Depuis 2017, cette unité n’a cessé de surveiller l’opposant et sa famille. Des équipes l’ont suivi dans ses déplacements privés et politiques –une trentaine en tout dans dix-sept villes de Russie. Ce déploiement de moyens devait s’achever cet été avec l’élimination de Navalny par empoisonnement à l’occasion d’un de ses déplacements en Sibérie, à Novossibirsk puis à Tomsk.

Cette équipe n’a cessé de rendre compte aux échelons supérieurs du FSB, en particulier à deux généraux de la Loubianka (siège du FSB), établit l’enquête. Vu l’ampleur de l’opération, sa durée, le nombre et la qualité des agents mobilisés, il ne fait aucun doute que le patron du FSB, Alexandre Bortnikov, était tenu informé. (...)

C’est en effet en recoupant des mails, des métadonnées de contacts téléphoniques, des fichiers de compagnies aériennes, des listings d’embarquement, des fichiers d’identité ou d’immatriculations de véhicules, des géolocalisations, que Bellingcat reconstitue l’existence et les opérations de cette équipe d’agents dédiée à la surveillance de Navalny. (...)

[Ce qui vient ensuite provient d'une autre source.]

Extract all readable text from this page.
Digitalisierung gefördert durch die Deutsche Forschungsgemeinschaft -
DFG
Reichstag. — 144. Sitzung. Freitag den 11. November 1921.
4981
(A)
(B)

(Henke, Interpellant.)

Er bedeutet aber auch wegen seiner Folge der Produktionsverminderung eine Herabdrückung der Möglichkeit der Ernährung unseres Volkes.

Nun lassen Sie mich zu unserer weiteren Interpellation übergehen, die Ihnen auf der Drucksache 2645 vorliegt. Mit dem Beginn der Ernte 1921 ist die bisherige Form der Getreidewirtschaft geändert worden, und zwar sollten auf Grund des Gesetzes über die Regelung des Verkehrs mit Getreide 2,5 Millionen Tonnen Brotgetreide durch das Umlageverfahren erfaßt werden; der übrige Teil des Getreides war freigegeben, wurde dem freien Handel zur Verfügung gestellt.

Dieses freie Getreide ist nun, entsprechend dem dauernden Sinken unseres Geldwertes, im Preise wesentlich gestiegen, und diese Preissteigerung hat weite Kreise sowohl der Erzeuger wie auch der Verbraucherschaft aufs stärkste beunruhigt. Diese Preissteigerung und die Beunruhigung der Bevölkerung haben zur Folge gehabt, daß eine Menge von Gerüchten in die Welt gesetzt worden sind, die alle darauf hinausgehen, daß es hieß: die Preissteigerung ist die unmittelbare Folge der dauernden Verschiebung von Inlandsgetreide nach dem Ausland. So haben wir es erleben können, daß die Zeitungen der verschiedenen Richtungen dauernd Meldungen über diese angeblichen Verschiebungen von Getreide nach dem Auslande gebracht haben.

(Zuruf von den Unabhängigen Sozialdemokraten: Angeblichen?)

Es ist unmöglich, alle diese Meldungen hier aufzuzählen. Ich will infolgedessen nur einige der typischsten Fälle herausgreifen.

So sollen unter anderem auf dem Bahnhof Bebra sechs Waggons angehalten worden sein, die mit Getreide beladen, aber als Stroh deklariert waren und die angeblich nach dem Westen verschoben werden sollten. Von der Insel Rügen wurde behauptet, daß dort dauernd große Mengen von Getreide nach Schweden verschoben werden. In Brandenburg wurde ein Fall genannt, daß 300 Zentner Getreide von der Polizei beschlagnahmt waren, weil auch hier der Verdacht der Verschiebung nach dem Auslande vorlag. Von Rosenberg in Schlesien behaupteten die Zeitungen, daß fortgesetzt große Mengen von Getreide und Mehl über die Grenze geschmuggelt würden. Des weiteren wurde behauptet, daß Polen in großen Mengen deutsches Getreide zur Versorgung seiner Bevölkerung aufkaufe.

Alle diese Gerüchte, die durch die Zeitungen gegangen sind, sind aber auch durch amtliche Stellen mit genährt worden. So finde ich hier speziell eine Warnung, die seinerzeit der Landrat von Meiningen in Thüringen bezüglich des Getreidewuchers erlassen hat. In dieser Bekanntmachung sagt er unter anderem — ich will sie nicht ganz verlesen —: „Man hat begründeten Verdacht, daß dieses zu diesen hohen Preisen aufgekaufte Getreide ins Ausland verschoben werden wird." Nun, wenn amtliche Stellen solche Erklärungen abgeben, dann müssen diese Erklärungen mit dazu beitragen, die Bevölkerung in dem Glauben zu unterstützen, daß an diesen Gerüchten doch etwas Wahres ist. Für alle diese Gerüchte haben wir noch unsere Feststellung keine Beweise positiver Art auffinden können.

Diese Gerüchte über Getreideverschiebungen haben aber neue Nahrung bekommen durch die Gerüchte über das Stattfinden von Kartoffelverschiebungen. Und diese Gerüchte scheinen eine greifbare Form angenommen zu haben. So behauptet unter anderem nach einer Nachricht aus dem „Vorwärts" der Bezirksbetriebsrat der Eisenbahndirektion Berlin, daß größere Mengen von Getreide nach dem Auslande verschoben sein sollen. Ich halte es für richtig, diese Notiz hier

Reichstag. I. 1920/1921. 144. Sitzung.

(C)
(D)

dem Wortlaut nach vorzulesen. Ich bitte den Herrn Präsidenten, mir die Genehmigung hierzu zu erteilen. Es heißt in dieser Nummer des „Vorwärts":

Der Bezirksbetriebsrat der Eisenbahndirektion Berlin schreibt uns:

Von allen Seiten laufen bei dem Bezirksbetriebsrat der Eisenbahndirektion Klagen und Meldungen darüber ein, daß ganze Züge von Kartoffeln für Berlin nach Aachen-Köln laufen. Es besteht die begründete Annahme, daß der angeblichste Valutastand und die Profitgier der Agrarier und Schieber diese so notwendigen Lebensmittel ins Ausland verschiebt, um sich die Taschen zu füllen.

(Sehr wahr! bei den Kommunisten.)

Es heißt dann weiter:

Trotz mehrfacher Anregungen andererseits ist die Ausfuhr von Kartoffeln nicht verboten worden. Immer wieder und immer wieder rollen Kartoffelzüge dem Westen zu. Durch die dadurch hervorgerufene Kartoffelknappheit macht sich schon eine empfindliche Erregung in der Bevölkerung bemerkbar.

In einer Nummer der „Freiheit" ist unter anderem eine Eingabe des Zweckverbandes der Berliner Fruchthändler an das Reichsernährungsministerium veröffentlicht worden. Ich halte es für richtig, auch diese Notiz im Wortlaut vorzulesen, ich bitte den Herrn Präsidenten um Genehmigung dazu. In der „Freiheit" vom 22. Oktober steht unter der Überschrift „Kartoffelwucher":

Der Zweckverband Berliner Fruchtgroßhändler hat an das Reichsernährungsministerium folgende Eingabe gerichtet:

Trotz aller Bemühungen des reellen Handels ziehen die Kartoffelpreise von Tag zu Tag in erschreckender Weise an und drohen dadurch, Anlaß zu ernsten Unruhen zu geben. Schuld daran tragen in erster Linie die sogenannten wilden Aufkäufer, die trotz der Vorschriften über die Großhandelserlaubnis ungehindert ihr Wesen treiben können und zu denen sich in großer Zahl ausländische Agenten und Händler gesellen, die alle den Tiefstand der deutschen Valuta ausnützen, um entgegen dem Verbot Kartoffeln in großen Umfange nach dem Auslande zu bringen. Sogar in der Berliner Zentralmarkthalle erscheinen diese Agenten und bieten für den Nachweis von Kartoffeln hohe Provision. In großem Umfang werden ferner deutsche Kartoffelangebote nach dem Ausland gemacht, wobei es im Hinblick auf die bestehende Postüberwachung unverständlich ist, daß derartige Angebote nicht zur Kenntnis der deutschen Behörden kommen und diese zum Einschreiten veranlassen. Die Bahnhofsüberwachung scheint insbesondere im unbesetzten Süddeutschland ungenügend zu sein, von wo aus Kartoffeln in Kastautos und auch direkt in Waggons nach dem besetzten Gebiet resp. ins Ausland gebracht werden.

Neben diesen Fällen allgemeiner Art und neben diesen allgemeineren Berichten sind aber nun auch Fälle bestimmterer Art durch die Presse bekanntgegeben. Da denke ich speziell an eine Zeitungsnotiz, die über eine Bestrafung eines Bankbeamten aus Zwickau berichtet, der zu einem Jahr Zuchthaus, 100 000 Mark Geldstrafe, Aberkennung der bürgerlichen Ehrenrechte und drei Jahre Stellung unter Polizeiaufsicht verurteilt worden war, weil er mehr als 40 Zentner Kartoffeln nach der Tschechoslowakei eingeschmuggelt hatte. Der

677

L’enquête de Bellingcat est la première qui établit aussi précisément le détail des opérations, l’identité des acteurs et la chaîne de commandement remontant jusqu’au sommet du FSB. C’est bien le cœur de l’État qui se trouve ainsi mis en cause pour une tentative d’assassinat d’un opposant politique. Dans le passé, de telles éliminations avaient été plutôt confiées à des tueurs tchétchènes (assassinats d’Anna Politkovskaïa ou de Boris Nemtsov), ce qui empêchait de remonter aux commanditaires.

Vladimir Poutine n’en a ainsi pas fini avec les questions et la ligne de défense adoptée jusqu’alors est comme balayée. La bataille sur l’affaire Navalny va se poursuivre en Russie, au niveau international mais aussi devant l’Organisation pour l’interdiction des armes chimiques. Sa conférence annuelle s’est ouverte le 30 novembre et, lors de son discours d’ouverture, le directeur général a mis le cas de l’opposant russe à l’ordre du jour, considérant qu’il s’agissait bien de l’utilisation d’une arme chimique. Et donc d’une violation de la convention internationale signée par Moscou.